Gas hobs are ideal for everyone from amateur cooks to professional chefs, and they also work well for all types of cooking, from simmering to flash grilling. In terms of aesthetics, although gas hobs are more often seen in traditional and rustic-style kitchens, this doesn’t mean that they don’t look good in a more modern space – with so many different types of gas hob available, you are sure to find one that works with your decoration.
Photo credit Sub-Zero Wolf
There are some negatives for gas in the gas vs induction hobs argument. To start with, they require gas mains, which modern buildings may not have. They are also significantly harder to clean, with induction hobs being a smooth flat surface and gas hobs having the pan support to contend with. Perhaps most importantly, they are not as energy efficient as induction hobs, meaning they are not as good for the environment.
So what exactly are induction hobs, and why are induction hobs better than gas? Induction hobs are cooktops that use electromagnetism to heat when in contact with certain materials. They are the more environmentally friendly choice, having the option to be powered by renewable energy. They are also more efficient as they distribute heat more evenly, and this allows for better precision cooking.
Induction hobs can also be very aesthetically pleasing, with an easy-to-clean glass surface that does not interfere with the lines of the kitchen counter, meaning they can also be used as an additional work surface when not in use. They have a modern minimalist look that can either act as a focal point in a contemporary kitchen or blend into the background of a more traditional space.

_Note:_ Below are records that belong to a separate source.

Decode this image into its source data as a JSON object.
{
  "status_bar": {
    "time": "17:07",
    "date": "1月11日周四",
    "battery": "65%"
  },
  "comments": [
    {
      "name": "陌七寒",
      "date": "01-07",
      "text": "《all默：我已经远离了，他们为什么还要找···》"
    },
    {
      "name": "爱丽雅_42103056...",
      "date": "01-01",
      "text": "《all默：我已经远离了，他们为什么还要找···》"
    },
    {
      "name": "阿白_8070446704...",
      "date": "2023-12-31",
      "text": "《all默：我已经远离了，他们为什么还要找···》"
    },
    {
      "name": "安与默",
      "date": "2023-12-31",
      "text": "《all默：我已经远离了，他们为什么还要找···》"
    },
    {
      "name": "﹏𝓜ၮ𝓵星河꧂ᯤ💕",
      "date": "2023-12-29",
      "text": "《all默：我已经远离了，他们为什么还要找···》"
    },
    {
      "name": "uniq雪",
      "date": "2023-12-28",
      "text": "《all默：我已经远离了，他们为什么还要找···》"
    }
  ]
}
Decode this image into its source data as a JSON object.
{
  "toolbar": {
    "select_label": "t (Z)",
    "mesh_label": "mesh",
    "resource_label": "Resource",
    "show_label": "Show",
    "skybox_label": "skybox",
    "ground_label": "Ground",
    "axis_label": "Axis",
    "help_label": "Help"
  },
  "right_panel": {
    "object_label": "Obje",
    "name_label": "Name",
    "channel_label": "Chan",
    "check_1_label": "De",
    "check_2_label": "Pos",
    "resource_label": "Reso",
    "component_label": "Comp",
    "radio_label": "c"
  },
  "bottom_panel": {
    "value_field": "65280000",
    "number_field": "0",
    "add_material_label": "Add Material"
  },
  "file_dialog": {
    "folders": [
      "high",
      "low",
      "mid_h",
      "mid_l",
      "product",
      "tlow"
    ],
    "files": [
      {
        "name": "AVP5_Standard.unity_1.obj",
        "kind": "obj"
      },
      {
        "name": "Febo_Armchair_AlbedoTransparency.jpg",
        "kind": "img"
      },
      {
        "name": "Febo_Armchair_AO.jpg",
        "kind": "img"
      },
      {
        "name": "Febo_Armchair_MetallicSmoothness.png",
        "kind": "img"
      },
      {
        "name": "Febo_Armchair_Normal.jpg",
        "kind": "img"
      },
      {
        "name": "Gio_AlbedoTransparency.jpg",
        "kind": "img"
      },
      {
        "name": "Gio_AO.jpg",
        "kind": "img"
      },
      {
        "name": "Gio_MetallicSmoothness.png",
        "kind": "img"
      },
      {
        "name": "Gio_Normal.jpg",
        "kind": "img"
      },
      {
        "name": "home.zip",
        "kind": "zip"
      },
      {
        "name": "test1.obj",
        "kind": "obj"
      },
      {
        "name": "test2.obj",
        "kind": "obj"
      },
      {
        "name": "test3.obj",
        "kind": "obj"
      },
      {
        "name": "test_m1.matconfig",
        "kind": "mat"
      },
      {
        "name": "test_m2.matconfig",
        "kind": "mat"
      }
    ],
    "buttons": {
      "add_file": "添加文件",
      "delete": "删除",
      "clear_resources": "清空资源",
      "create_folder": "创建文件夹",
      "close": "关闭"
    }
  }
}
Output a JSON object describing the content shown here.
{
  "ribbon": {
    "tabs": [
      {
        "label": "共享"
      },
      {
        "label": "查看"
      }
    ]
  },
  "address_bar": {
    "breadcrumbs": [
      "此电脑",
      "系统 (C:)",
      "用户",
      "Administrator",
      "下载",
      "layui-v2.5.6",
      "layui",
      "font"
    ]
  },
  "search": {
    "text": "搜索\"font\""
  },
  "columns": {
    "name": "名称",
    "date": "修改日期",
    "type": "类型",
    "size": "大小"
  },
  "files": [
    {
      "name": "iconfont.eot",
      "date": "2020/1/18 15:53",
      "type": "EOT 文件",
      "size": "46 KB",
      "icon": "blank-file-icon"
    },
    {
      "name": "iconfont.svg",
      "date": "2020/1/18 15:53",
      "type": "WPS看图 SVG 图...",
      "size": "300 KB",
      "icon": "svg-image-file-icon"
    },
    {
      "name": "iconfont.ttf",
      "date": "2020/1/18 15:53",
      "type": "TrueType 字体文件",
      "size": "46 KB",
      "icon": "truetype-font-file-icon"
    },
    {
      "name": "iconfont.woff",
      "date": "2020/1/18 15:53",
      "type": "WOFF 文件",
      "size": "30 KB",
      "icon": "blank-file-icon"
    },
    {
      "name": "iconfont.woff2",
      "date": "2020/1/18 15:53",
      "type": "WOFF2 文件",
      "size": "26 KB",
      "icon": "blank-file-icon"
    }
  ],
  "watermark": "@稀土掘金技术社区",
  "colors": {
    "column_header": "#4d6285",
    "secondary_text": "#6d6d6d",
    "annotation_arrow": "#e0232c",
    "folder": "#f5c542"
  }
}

Since induction hobs will only heat when a pan is in contact with the surface, they are also safer, especially for people who have younger children and pets around. Many even have a child lock option.
Photo credit Sub-Zero Wolf
On the other side of the gas vs induction hobs debate, the induction cooking experience is slightly different, and this can be a difficult adjustment for those who have been cooking with gas all their life.
Also, since they are only compatible with certain pans, many people will find that some of their pans do not work on an induction hob. The best cookware for induction hobs is made from stainless steel and cast iron. Other types of cookware such as aluminum, copper, glass, anodised or ceramic will not work unless they have an induction plate built into the base.
Gas vs induction hobs: Which is the winner?
When it comes to efficiency, cleaning and safety, induction is a better choice. However, if you prefer to cook in the traditional way, and want to be able to easily produce food to the best possible standard, then you may prefer a gas cooktop.
If you are lucky enough to have a supporting scullery kitchen alongside your main cooking area, then the ideal thing would be to have one of each, allowing you and your family to swap between as preferred. However, if you can only pick one, think long and hard before you decide, perhaps testing out a few induction hobs to see if they work for you.